In 2010, the instream flow, which allocated a fixed amount of water to upstream water users through their existing water rights as well as some additional water for future needs, then sends all remaining water downstream—regardless of volume—was approved by the CWCB in an unopposed action. The new instream flow right for the Dominguez-Escalante National Conservation Area came with a date of May 19, 2010, and by 2011 it was approved in water court.
“There was a lot of interest in this,” Bassi says, “but once we got the negotiating done, there was very little opposition and a lot of support.”
That negotiation is now held out as an example of how states, local water agencies, and the federal government can work administratively to appropriate water in ways that meet the needs of federal lands without jeopardizing water right holders and without decade-long court cases.

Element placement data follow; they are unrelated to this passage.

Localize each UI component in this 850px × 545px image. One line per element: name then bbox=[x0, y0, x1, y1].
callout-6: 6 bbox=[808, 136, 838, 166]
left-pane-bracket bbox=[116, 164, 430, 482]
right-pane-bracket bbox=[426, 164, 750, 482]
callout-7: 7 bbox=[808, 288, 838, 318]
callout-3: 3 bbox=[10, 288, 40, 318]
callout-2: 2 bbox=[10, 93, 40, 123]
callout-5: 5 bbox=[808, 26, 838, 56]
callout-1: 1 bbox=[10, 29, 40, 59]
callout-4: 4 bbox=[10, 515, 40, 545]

Another recent agreement holds hope for more productive collaborations among federal, state and local water interests. In April 2017, Trout Unlimited, Colorado water users, and the U.S. Forest Service (USFS) notched an important victory in the Poudre River Basin when they signed an agreement that ended nearly 20 years of litigation. The agreement provided critical conservation benefits to native greenback cutthroat trout populations—federally listed as “threatened” under the Endangered Species Act—allowed the USFS to meet its habitat protection responsibilities, and did not require local water users to give up water.
The project dates back to the 1990s when Trout Unlimited sued the USFS after the federal agency issued an Environmental Impact Statement for a permit that would allow the Water Supply and Storage Company to expand its Long Draw Reservoir at the headwaters of the Cache La Poudre River. The original lease was issued in the early 1900s, but a federal law passed in the 1970s now requires that the USFS’ lessees do more to protect habitat on land they rent. When the lease was renewed, Trout Unlimited sued, saying the new lease did not do enough to protect greenback cutthroat trout habitat in the headwaters.
Fast-forward through 20 years of court battles to 2017 when Trout Unlimited and the USFS agreed that a far-reaching restoration project, spreading across 40 miles of streams and several lakes, would do more to restore native trout populations than restricting the water rights of the Water Supply and Storage Company. Restoration work will involve installing fish barriers to prevent non-native trout from invading the area. Biologists will remove non-native fish and once confirmed free of invasive trout, they’ll restock native greenback cutthroat trout populations. It will likely be another 10 years before restoration is complete, but the end result will be the largest such restored native trout habitat in Colorado, according to Trout Unlimited.
The Water Supply and Storage Company has agreed to provide $1.25 million in funding as part of the USFS cooperative effort, and the USFS will conduct the restoration work. At the same time, Trout Unlimited has launched a fundraising effort to cover any additional costs. Colorado Trout Unlimited executive director David Nickum estimates the group may need another $500,000 to finalize the project.
“The broader lesson is these types of issues are fundamentally local and site specific,” Nickum says. “There are folks who believe the federal government has no business interfering with state water rights. And on that issue you’re not likely to reach an amicable solution.
“But if you look at what works operationally, and what is meaningful, you can find solutions.”